Code can be inaccessible for a person using their keyboard or screen reader without being flagged as invalid markup by an automated tools.
Practical examples
- Automated scans can instantaneously test checkboxes for properly associated labels and other code attributes, but can’t tell you if the labels make sense.
- Automation tools can flag an image for missing alt text, but can’t tell you if it would be better for the screen reader to ignore a particular decorative icon.
- Custom components, like an accordion expander, could be inaccessible with the keyboard and yet be formed of valid code that won’t raise an error.
Chooses CMS platforms with accessible publishing features
Content management system (CMS) tools should include features for adding appropriate headings, alt text for and aria-labels for controls like links or buttons. The rendered output of the CMS must be accessible.
Ensures 3rd party plugins and APIs deliver accessible content
Architects must choose accessible plugins and any application programming interface (API) that returns content must include relevant accessibility features.
For example, a search results API must include appropriate alt text for images. A plugin that delivers product reviews must be accessible.
Layered testing strategy
A layered testing strategy enables people who are building accessible products and supports systems that can automatically monitor accessibility.
Ensures test account or payment test creation is straightforward
Databases and applications should include the ability to create test accounts for all UI configurations.
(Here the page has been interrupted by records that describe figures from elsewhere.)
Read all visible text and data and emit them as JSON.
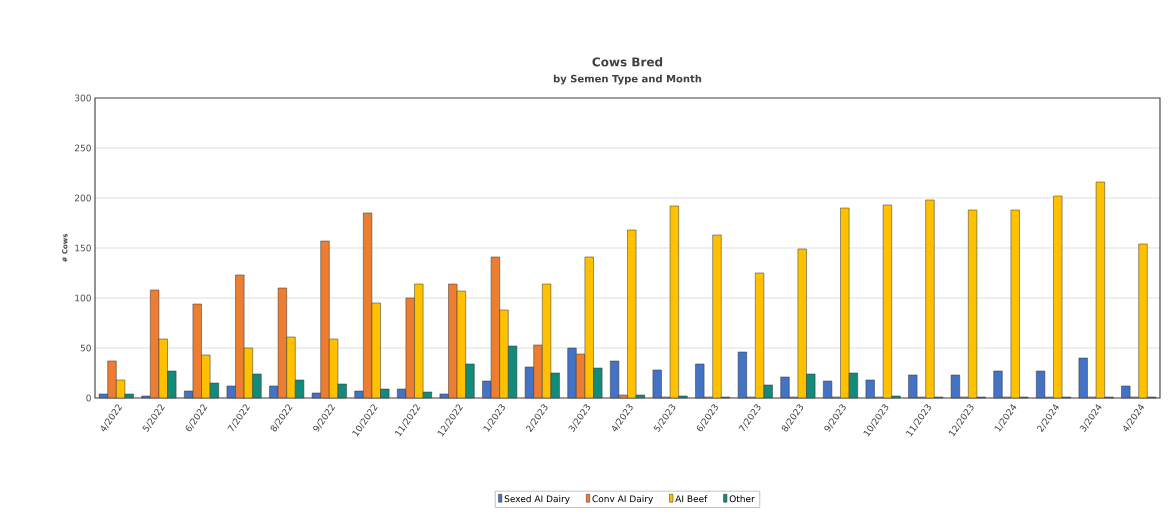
{
  "chart_data": {
    "type": "bar",
    "title": "Cows Bred",
    "subtitle": "by Semen Type and Month",
    "ylabel": "# Cows",
    "categories": [
      "4/2022",
      "5/2022",
      "6/2022",
      "7/2022",
      "8/2022",
      "9/2022",
      "10/2022",
      "11/2022",
      "12/2022",
      "1/2023",
      "2/2023",
      "3/2023",
      "4/2023",
      "5/2023",
      "6/2023",
      "7/2023",
      "8/2023",
      "9/2023",
      "10/2023",
      "11/2023",
      "12/2023",
      "1/2024",
      "2/2024",
      "3/2024",
      "4/2024"
    ],
    "series": [
      {
        "name": "Sexed AI Dairy",
        "color": "#4472c4",
        "values": [
          4,
          2,
          7,
          12,
          12,
          5,
          7,
          9,
          4,
          17,
          31,
          50,
          37,
          28,
          34,
          46,
          21,
          17,
          18,
          23,
          23,
          27,
          27,
          40,
          12
        ]
      },
      {
        "name": "Conv AI Dairy",
        "color": "#ed7d31",
        "values": [
          37,
          108,
          94,
          123,
          110,
          157,
          185,
          100,
          114,
          141,
          53,
          44,
          3,
          1,
          1,
          1,
          1,
          1,
          1,
          1,
          1,
          1,
          1,
          1,
          1
        ]
      },
      {
        "name": "AI Beef",
        "color": "#ffc000",
        "values": [
          18,
          59,
          43,
          50,
          61,
          59,
          95,
          114,
          107,
          88,
          114,
          141,
          168,
          192,
          163,
          125,
          149,
          190,
          193,
          198,
          188,
          188,
          202,
          216,
          154
        ]
      },
      {
        "name": "Other",
        "color": "#138a7a",
        "values": [
          4,
          27,
          15,
          24,
          18,
          14,
          9,
          6,
          34,
          52,
          25,
          30,
          3,
          2,
          1,
          13,
          24,
          25,
          2,
          1,
          1,
          1,
          1,
          1,
          1
        ]
      }
    ],
    "ylim": [
      0,
      300
    ],
    "yticks": [
      0,
      50,
      100,
      150,
      200,
      250,
      300
    ],
    "grid": "y",
    "legend": "bottom"
  }
}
Test account creation should be frictionless and compatible with automated testing tools, including payment transaction testing.
Component library includes automated tests
The component library itself should have automated accessibility tests included in its build process; both to ensure accessible building blocks are available and to set the example for the rest of the organization.
Linting tools check for accessibility
As developers code, linting tools should be used to analyze code as it’s being written with little or no tolerance for accessibility syntax errors.
Support for automated accessibility regression testing
Developers should be writing regression tests for each component in the UI.
For example, a menu button will need to describe its state as expanded or collapsed. A test can be written to check for the aria-expanded
attribute to toggle from false
to true
when focused and clicked.
Developers can run automated tests on a local environment
The same tests that are being used for CI/CD gating should also be available for developers in their local environment.
For example, if the CI/CD pipeline is automatically running a Lighthouse test on build, developers should be able to perform the same test on their local machine and come to the same results.
CI/CD/CMS can effectively gate and report accessibility metrics
On building the product in a test or staging environment, automated tests should report any defects and gate severe issues from being deployed.
Metrics should be recorded for reporting trends to leadership and timely quality reports automatically delivered to managers.
Challenges to automated testing
Testing tools require the application to be rendered to scan effectively. Public facing content usually doesn’t require user account authentication to view.
However, something like a customer account management page may require multiple test credentials for authentication for testing. This may require custom test scripting and a significant investment of development time.